Mental Health in an Unequal World
This theme highlights that, whilst the need for mental health services is ever-increasing, access to mental health services remains unequal, with between 75% to 95% of people with mental disorders in low- and middle-income countries unable to access mental health services at all, and access in high income countries such as ours is becoming ever more difficult, with lack of investment in mental health contributing to the widening treatment gap. The gap between the ‘haves’ and the ‘have nots’ grows ever wider and there is continuing unmet need in the care of people experiencing mental ill-health whilst they continue to face stigma and discrimination. 2020 highlighted a lack of basic human respect for some of the most discriminated against people in our society and brought into stark relief the inequalities and stigma experienced by groups and individuals that are marginalised or ‘othered’ by our wider society…...us.
It remains a mystery to me why there is still stigma attached to mental distress. Let’s face it, we all live here together on a terrifying circus of a planet and it’s really hard to be a person in the world at times.

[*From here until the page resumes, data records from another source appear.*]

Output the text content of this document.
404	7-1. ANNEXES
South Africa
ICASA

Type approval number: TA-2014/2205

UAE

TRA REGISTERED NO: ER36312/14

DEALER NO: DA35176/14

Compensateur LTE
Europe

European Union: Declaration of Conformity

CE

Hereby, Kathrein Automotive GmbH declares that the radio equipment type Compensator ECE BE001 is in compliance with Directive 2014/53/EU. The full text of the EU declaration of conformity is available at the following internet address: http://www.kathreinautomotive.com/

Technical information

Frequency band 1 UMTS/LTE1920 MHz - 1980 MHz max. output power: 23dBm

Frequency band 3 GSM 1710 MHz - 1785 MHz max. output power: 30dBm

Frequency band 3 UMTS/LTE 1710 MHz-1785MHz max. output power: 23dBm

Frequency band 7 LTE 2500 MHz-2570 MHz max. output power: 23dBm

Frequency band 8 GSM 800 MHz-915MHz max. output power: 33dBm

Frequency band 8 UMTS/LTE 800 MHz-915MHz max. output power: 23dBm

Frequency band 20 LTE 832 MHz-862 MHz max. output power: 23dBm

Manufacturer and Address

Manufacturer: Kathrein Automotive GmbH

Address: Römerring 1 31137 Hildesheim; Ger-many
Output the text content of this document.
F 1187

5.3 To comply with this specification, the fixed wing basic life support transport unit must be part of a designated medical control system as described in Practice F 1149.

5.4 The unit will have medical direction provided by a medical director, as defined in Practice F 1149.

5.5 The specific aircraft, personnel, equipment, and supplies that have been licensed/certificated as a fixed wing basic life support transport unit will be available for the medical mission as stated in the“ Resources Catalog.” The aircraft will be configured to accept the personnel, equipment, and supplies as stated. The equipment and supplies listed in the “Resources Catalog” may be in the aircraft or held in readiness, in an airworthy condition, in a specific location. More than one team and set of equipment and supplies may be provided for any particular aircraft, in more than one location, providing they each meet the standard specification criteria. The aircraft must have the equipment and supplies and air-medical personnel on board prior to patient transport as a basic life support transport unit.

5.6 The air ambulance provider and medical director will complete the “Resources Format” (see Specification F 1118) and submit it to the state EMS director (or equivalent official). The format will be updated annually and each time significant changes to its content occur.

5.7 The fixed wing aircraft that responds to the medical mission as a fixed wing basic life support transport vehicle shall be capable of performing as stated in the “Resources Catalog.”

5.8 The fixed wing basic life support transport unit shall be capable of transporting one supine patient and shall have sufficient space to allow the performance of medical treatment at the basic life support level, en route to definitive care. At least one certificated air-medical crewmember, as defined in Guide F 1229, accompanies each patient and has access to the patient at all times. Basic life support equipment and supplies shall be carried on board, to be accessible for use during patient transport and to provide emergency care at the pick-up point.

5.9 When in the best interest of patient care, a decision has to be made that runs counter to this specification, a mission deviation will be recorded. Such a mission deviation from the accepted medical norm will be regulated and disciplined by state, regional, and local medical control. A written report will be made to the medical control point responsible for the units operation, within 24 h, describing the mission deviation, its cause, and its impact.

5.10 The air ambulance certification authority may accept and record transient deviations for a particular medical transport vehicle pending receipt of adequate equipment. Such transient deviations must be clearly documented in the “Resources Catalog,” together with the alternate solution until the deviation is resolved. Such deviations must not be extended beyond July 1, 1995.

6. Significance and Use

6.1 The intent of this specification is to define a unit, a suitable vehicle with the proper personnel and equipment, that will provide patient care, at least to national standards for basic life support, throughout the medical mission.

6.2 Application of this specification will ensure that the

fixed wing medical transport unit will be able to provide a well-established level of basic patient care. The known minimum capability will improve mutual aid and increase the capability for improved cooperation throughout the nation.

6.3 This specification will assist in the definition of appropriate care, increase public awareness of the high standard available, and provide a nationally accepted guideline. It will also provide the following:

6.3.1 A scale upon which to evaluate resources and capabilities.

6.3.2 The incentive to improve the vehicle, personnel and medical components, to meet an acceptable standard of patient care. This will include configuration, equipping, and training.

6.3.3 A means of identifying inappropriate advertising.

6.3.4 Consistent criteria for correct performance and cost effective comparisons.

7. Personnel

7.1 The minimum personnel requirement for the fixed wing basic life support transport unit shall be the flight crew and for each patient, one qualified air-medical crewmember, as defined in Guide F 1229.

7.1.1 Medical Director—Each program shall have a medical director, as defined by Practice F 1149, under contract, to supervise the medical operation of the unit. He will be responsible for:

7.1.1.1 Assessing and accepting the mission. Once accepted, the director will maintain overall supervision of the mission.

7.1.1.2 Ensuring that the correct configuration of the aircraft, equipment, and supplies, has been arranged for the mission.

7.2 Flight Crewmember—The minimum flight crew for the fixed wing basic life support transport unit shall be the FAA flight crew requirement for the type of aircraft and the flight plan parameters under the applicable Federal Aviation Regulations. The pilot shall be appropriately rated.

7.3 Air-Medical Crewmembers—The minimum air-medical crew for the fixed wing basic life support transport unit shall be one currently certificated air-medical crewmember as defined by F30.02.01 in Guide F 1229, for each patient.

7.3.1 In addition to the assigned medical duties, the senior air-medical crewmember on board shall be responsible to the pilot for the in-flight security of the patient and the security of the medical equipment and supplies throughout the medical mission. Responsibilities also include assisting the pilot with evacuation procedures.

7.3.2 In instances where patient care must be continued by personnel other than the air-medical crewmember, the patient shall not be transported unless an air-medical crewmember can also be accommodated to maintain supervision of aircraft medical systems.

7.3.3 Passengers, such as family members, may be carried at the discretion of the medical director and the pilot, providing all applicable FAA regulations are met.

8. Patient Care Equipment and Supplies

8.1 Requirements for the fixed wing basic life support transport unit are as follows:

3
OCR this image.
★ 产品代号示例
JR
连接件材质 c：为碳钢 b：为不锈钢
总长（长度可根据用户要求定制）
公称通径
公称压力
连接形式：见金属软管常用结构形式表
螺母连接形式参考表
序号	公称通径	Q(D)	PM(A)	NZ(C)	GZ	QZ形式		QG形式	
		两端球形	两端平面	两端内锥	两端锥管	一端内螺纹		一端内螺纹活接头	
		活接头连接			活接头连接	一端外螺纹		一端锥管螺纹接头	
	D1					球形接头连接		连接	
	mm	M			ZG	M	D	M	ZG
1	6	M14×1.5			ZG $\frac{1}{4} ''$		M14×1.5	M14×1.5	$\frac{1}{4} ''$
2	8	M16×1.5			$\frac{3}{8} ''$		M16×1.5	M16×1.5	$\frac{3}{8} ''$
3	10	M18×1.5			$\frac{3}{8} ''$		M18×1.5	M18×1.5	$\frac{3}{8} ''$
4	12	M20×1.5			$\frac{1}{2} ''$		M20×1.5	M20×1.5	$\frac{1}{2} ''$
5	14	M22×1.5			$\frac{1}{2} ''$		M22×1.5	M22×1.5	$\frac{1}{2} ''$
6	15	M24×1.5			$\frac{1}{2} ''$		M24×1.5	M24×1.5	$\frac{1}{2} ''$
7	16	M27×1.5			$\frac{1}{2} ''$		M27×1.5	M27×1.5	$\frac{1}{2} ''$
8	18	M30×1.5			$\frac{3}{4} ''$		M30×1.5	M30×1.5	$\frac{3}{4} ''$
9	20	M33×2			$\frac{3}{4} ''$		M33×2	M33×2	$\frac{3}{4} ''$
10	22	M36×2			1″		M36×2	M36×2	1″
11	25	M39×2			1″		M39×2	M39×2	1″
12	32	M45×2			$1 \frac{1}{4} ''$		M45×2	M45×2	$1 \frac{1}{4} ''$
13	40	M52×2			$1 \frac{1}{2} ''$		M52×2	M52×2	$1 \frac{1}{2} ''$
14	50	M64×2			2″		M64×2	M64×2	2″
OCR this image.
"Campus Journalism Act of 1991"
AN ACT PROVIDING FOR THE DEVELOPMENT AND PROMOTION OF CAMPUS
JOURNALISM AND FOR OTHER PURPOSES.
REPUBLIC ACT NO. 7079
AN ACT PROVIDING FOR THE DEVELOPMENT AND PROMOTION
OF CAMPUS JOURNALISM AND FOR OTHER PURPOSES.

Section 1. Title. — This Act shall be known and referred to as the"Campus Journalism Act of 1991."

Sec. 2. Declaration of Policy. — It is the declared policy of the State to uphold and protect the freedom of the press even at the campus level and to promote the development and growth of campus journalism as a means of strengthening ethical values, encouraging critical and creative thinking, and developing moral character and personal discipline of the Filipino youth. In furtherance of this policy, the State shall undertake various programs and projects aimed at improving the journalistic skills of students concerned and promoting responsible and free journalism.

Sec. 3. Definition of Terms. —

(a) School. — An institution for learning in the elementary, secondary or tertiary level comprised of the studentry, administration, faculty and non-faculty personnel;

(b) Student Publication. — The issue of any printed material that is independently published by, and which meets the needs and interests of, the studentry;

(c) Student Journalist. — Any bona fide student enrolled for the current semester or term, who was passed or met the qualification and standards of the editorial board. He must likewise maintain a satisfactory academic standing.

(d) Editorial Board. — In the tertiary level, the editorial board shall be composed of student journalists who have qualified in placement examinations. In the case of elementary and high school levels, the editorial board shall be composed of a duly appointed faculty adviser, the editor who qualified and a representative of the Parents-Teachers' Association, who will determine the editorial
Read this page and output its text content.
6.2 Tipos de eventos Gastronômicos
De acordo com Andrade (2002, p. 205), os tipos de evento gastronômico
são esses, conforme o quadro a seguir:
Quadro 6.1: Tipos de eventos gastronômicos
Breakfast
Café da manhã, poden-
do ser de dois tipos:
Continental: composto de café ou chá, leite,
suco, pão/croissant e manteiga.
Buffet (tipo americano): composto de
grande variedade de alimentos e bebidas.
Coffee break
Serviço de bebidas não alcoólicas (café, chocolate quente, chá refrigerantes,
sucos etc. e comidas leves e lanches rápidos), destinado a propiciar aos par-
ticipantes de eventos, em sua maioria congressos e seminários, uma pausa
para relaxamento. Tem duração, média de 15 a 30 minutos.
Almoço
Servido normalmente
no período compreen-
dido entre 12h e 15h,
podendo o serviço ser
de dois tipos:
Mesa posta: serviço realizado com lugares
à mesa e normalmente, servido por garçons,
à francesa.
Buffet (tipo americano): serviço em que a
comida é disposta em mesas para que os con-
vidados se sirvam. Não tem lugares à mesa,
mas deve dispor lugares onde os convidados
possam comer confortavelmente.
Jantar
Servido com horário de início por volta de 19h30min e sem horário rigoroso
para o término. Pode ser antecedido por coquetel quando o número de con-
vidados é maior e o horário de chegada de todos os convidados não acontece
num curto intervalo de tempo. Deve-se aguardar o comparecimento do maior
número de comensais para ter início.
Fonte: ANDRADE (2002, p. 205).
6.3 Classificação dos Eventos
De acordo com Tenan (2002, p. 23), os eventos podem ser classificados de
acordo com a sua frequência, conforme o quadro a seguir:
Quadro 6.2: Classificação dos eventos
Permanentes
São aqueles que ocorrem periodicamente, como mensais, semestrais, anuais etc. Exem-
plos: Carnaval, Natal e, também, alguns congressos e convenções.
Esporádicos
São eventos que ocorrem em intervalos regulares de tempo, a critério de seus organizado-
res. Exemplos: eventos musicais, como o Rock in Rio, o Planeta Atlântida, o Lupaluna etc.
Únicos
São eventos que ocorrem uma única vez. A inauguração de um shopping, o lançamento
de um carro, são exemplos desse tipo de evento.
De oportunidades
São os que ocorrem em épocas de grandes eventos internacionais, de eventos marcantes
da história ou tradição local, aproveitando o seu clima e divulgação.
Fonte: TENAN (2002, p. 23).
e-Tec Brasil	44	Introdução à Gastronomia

This is borne out by the numbers of people experiencing mental distress - at least a quarter of us will experience mental ill-health at some point in our lives and 1 in 6 of us is currently experiencing stress, anxiety or depression right now, today. The stigmatisation of mental distress can have a lasting negative impact on how we are viewed by others, on our relationships, on our work and educational opportunities. It can affect our future job and earnings prospects. Given the potential risks to all of us, we all have a role, responsibility and vested interest in de-stigmatising mental ill-health and finding better ways to support those experiencing mental distress in the here and now. This becomes even more urgent when we consider how any of us may be psychologically affected by the ongoing potential fall-out of the pandemic and the wider impact of global issues on society and the economy, with the fear of impending insecurity and loss being very real and ever-present.
Be part of the solution, be an advocate.
This World Mental Health Day 2021 campaign ‘Mental Health in an Unequal World’ provides us with an opportunity for all of us to show our support and act together to help ensure we can all enjoy good mental health both now and throughout our lives. Here are a few ways you can become an advocate or supporter:
Check in with your family, friends and loved ones – ask if they’re ok and listen without judgement and with an open heart and mind
Buy your Mental Health Green Ribbon and wear it to show your support and let others know you’re a trusted ally of people struggling with their mental health
Host a Big Mental Health Get Together – you can hold a coffee morning, set up a cake stall outside your house or hold an online event to raise vital funds for mental health charities
Train to become a Mental Health First Aider
If you run a business, become a partner to Mental Health UK
Volunteer for the Samaritans or other mental health support charity
Support a mental health charity when you shop via Amazon Smile
Sign up to watch and share Forward Together on 10th October 2021 World Mental Health Day.
Join OPEN, the Mental Health Foundation’s online community to help inform the conversation
This World Mental Health Day on 10th October 2021, don’t just do nothing, do something, make a difference, even if just in a small way such as buying your Mental Health Green Ribbon, all proceeds go towards supporting someone struggling with their mental health and we all benefit when we’re all working towards a kinder world.